Was einen freilich wachhält, ist, der alten Erfahrung nach der Qualität Schweizer Rhythmusgruppen nachzugehen. In dieser Hinsicht läßt uns Haerter schon seit seinen Tagen beim
Intergalaktischen Mädchenballett nicht im Stich. Und in der Tat setzt sich in Oester & Papaux diese feine Tradition fort, sie begleiten außerordentlich feinnervig. Ihr großer Moment kommt in dem von Oester komponierten "GBT", einem fast swing. Nachdem Haerter sein Sco-gesottenes Solo abgeliefert hat, tritt bei 3:53 Michael Brecker in Erscheinung.
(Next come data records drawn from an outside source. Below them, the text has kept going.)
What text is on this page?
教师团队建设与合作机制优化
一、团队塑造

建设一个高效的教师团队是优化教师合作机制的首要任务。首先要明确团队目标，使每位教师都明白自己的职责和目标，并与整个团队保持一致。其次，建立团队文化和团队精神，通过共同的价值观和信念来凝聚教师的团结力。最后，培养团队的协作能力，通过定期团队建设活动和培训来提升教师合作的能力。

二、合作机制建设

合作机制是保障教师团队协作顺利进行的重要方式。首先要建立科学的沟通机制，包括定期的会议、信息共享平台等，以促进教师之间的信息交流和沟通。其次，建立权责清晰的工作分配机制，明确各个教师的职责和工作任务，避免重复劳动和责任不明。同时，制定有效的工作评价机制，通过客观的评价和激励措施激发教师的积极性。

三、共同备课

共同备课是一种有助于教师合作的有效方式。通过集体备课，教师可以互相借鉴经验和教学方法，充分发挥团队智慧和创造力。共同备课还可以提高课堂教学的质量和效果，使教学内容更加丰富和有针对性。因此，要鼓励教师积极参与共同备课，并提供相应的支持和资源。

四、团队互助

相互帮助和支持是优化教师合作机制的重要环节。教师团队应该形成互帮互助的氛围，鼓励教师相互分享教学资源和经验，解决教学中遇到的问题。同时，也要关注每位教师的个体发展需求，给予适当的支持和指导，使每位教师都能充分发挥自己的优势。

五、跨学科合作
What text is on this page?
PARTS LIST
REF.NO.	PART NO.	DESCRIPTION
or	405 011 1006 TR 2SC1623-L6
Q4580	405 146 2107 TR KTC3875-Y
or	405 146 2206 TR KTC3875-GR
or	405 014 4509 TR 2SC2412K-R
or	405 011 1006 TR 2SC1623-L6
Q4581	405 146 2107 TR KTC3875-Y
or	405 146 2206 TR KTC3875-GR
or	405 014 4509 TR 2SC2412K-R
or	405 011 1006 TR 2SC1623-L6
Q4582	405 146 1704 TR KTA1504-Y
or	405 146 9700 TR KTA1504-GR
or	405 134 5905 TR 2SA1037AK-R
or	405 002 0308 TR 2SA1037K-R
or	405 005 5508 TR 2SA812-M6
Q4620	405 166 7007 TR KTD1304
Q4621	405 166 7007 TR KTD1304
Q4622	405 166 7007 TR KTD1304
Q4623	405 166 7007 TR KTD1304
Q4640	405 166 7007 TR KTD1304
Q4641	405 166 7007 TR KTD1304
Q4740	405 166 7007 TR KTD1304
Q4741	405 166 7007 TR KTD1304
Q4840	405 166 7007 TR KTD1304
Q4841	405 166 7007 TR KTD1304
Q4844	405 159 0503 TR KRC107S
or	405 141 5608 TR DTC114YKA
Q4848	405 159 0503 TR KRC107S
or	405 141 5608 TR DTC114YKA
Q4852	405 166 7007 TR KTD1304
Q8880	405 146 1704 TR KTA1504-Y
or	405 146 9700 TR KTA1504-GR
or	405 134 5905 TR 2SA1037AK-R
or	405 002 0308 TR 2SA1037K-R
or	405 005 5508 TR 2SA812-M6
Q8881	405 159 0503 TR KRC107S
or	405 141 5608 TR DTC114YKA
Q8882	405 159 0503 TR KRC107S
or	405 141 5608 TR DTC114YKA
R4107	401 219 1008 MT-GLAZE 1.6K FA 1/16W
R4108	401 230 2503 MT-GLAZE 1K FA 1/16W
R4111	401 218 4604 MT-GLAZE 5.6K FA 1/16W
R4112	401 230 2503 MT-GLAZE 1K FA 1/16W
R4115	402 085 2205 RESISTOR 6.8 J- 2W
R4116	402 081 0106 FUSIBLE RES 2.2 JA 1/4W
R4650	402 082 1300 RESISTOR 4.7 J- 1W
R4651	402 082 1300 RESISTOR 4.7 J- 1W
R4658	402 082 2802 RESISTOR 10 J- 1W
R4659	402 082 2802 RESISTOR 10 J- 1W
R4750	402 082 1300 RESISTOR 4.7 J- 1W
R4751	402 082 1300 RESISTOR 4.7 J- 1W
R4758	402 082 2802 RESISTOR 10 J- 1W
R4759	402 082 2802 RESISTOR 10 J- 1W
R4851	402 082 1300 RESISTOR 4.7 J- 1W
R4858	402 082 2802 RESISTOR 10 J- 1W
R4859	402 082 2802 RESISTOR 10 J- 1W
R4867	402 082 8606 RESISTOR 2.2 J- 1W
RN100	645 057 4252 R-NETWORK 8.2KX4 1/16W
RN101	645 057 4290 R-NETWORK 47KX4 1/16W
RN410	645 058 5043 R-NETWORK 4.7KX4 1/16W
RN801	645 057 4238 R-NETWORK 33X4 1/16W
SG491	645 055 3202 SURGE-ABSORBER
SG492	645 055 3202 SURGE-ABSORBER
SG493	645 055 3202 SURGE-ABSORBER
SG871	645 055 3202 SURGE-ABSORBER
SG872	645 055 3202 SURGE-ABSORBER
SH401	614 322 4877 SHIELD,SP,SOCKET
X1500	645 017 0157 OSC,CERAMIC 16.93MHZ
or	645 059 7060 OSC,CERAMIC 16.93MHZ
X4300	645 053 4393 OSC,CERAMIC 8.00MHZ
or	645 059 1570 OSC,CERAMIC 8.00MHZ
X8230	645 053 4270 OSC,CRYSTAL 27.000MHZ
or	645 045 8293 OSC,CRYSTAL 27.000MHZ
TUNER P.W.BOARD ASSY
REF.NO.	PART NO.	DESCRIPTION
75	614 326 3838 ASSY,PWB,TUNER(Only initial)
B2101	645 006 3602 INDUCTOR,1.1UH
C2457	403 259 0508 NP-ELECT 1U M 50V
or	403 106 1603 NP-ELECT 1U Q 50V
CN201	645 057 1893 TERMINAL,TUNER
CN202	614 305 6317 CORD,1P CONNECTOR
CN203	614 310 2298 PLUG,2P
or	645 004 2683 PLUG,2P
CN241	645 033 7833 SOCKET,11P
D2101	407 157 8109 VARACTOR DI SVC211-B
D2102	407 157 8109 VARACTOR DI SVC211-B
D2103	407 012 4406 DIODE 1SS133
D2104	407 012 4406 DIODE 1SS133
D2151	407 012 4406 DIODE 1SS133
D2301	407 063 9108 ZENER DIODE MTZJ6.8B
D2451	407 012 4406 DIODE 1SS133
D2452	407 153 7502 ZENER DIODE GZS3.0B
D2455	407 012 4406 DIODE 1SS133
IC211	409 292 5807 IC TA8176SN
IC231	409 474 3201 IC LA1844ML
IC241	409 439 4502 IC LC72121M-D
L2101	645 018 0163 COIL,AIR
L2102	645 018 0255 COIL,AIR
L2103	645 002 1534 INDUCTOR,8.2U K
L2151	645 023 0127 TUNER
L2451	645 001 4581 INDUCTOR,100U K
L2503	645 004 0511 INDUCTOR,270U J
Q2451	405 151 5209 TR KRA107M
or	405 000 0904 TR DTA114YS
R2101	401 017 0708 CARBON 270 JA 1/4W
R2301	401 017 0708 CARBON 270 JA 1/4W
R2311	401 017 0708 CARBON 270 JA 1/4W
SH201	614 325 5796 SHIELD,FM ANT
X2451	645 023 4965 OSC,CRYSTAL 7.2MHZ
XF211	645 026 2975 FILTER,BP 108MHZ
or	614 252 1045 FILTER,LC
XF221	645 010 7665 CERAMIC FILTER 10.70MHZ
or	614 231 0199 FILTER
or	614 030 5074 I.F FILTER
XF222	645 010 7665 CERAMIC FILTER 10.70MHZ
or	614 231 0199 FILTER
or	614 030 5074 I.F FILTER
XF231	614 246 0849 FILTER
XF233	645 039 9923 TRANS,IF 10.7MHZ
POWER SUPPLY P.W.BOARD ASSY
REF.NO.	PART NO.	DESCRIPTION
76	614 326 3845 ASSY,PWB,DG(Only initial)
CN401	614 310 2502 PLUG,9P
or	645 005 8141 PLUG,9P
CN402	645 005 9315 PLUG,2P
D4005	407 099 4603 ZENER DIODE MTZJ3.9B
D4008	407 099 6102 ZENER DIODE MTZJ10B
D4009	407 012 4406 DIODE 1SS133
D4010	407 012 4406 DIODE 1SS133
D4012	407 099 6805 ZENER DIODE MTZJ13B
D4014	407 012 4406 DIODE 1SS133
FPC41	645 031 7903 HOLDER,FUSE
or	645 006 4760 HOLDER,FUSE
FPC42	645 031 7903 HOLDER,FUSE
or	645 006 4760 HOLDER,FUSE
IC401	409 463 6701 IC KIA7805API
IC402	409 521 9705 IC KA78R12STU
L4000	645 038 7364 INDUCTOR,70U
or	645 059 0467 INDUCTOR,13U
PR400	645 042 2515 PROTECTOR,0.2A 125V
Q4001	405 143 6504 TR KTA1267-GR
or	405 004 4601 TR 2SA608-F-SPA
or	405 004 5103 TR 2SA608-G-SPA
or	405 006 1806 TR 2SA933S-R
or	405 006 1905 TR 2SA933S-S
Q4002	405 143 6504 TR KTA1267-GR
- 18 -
Die Rhythmusgruppe schaltet mehrfach für wenige Takte ins halbe Tempo zurück, Brecker ist groß in Form, wie weiland bei Don Grolnick tritt er aus seinen berühmten Phrasen-Ketten heraus, bis zur Auflösung des Metrums - und Oester & Papaux bleiben immer schön am Ball.
"Mushi Mush" schließlich (man möchte diesen Titel
Edmund Stoiber empfehlen, der so seine Gattin zu bezeichnen pflegt) glänzt beinahe gänzlich ohne Haerter; das einzige Solo kommt von Joe Lovano in der Art eines Tributes an Dewey Redman - kein spezifisch herausragendes Stück, aber insofern von großer Jazz-Tugendhaftigkeit, als hier ein Charakterkopf einem anderen aus derselben Liga huldigt - eine Eigenschaft, die dem Projektleiter dieser ganzen Unternehmung nicht zu eigen ist.

erstellt: 15.08.07

©Michael Rüsenberg, 2007, Alle Rechte vorbehalten

PS (11.09.07)
Harald Haerter fühlt sich durch einige Formulierungen dieser Rezension persönlich getroffen.
JNE nimmt dies mit Respekt und Bedauern zur Kenntnis.
Jede Bewertung auf diesen Seiten gilt niemals der persönlichen Integrität des/der Beurteilten, ausschließlich dessen/deren musikalischer Performance.
Sollte dies im vorliegenden Fall nicht erkennbar sein, hat
JNE in dieser Hinsicht ihre Aufgabe verfehlt, unbeschadet des ästhetischen Urteils.
Es wird nicht dementiert - was auch nicht verlangt wurde.